L'épargne retraite en temps de reprise
La réforme est certes repoussée à l’après-présidentielle, mais les retraites ont évolué ces dernières années. Dynamisée par la loi PACTE et les nouveaux PER (plan d’épargne retraite) défiscalisés, l’épargne qui permet de constituer sa retraite attire ainsi de plus en plus de souscripteurs, dont de nombreux trentenaires.

Jean-Hervé Lorenzi, fondateur du Cercle des économistes et François Pierson, président d’AGIPI, nous éclairent sur les tendances de ces placements. 
 
Jean-Hervé Lorenzi est le fondateur du Cercle des économistes, qui réunit une trentaine d’économistes et d’universitaires. La mission de ce cercle de réflexion est d’organiser et de promouvoir un débat économique ouvert et accessible à tous. Monsieur Lorenzi répond en exclusivité aux questions du FIL AGIPI :
Que pensez-vous des nouveaux PER ?
Jean-Hervé Lorenzi ​​​​ : Laissez-moi d’abord vous dire qu’ils arrivent dans un contexte tout à fait vital pour notre société, celui de la réforme des retraites, ou du moins de la volonté de réforme par le Gouvernement. Jamais je n’ai cru à une réforme par points généralisée, sauf à l’appliquer de manière très pragmatique, étape par étape, en tenant compte des trajectoires de vie. La réforme la plus simple aujourd’hui doit reposer sur deux idées : augmenter le nombre de trimestres travaillés d’une part (avec un minimum revu à la hausse, un système de bonus malus et la prise en compte de la pénibilité) et, d’autre part, le développement de l’épargne retraite. Vu le vieillissement démographique majeur en France, il est nécessaire d’explorer d’autres solutions que le seul système de retraite par répartition actuel, et cela passe par le développement de l’épargne retraite.
Ces nouveaux PER sont donc intéressants car ils devraient permettre le développement de l'épargne retraite à la fois par l’offre et la demande. Côté offre, la diversification des acteurs de ce marché permettra de développer la concurrence entre prestataires, et ainsi de baisser les frais qui pouvaient parfois sembler trop importants. Côté demande, le choc de simplification qu’ont apporté ces nouveaux PER, ainsi que leur régime fiscal favorable, permettent à de plus en plus de Françaises et de Français, y compris les plus jeunes, d’accéder à ces nouveaux produits.
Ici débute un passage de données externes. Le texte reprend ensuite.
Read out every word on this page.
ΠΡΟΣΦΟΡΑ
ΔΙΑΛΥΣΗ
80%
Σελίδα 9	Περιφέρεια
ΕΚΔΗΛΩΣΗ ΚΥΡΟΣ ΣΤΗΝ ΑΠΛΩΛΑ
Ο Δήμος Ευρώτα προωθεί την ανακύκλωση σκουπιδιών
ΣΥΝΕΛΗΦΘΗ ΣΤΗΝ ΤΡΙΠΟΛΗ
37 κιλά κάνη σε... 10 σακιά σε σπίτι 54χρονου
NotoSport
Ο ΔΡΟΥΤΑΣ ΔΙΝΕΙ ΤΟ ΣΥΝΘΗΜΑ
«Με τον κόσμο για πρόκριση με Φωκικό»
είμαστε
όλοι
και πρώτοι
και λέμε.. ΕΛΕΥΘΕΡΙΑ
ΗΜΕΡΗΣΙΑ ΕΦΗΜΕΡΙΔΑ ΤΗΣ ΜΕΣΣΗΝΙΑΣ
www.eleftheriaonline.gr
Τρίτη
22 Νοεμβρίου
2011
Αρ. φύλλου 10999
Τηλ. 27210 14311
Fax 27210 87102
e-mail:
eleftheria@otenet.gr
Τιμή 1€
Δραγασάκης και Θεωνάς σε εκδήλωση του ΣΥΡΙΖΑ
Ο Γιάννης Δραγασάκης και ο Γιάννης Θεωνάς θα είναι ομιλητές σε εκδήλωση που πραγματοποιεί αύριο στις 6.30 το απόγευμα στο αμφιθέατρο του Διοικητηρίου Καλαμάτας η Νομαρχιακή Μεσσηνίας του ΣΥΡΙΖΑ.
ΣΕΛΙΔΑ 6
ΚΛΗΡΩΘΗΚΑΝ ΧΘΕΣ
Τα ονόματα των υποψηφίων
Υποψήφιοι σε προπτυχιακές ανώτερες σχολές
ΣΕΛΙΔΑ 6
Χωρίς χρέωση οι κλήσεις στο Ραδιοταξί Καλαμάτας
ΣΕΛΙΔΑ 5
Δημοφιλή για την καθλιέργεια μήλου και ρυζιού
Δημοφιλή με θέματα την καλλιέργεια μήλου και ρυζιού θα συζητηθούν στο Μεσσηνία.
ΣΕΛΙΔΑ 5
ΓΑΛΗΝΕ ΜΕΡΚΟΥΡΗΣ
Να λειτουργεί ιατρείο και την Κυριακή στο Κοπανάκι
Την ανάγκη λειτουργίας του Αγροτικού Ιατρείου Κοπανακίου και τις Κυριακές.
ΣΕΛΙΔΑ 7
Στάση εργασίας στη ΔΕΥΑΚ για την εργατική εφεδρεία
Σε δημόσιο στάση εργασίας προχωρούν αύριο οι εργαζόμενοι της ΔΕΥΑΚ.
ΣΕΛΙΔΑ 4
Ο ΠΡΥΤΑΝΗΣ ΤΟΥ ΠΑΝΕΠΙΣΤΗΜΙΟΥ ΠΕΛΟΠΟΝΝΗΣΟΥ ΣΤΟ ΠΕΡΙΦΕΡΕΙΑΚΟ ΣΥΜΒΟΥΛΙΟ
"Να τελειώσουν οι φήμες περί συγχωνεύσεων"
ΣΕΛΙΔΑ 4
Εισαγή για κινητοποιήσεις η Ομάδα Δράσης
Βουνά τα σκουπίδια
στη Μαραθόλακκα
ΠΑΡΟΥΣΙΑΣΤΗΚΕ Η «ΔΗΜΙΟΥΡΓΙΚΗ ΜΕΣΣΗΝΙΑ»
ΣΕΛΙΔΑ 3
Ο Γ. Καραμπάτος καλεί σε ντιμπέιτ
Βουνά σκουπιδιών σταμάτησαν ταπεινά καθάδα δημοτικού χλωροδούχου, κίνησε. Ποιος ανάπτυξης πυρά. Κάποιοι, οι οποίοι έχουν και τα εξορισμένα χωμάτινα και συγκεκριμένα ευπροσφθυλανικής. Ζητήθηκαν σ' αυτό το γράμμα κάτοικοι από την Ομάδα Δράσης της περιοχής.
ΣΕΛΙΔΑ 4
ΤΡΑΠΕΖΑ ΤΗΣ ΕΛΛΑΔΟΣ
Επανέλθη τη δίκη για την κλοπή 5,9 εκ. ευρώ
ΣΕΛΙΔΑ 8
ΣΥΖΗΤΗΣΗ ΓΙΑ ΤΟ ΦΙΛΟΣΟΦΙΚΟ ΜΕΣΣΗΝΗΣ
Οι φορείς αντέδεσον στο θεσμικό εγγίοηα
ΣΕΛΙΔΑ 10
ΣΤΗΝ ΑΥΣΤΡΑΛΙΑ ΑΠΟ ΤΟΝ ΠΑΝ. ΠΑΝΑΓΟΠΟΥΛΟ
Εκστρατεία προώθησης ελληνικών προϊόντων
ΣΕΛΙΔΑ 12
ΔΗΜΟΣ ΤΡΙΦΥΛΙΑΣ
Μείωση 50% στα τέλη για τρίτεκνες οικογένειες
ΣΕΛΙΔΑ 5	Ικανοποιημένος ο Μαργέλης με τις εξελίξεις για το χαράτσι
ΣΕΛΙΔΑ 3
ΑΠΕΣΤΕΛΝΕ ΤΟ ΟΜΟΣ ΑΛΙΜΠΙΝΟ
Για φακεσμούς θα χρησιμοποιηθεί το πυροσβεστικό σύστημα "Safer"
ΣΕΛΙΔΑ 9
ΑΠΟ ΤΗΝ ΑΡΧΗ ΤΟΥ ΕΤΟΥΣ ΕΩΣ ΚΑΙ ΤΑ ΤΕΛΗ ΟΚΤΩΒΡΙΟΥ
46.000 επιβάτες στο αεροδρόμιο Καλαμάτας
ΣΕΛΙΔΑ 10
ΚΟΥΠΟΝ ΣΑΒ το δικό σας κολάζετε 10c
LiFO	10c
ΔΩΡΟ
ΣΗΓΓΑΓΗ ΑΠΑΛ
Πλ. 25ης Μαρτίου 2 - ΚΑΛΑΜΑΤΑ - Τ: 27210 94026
Sont-ils intéressants pour les souscripteurs ?
Jean-Hervé Lorenzi : Le principal intérêt de l’épargne retraite pour les ménages est qu’elle permet de soutenir leurs futures retraites, et ce dans un contexte qui va plutôt vers une dégradation du niveau des retraites. Avec la Chaire “Transitions démographiques, Transitions économiques” (TDTE), et la participation d’Audrey Desbonnet (Maître de conférences à l’Université Dauphine et membre de LEDa) et Thomas Weitzenblum (Professeur d’économie à l’Université du Maine), nous avons simulé en 2018 l'introduction d'une épargne pour la retraite se traduisant par la création d'un fonds de capitalisation permanent. Une contribution de 2 à 3 % des revenus à ce fonds permettrait de limiter de moitié la baisse des pensions prévue et de maintenir une quasi-parité entre le futur niveau de vie des retraités et celui des actifs. L’idée n’est pas d’augmenter les prélèvements obligatoires sur les salaires liés aux retraites, mais de rediriger l’épargne des Français, élevée au regard des autres pays, vers ces dispositifs d’épargne pour la retraite. Ces PER jouent ainsi un rôle de redirection de l'épargne tout en offrant aux Français de meilleures perspectives d’avenir. En effet, l’importance vis-à-vis des souscripteurs est d’abord et avant tout celle de renouer avec la promesse d’un système capable de garantir un niveau de vie correct à la retraite, pour toutes les générations. Que finalement aucune génération ne se sente sacrifiée lorsqu’elle tente de se projeter dans l’avenir. 
Et pour la croissance de l’économie française ?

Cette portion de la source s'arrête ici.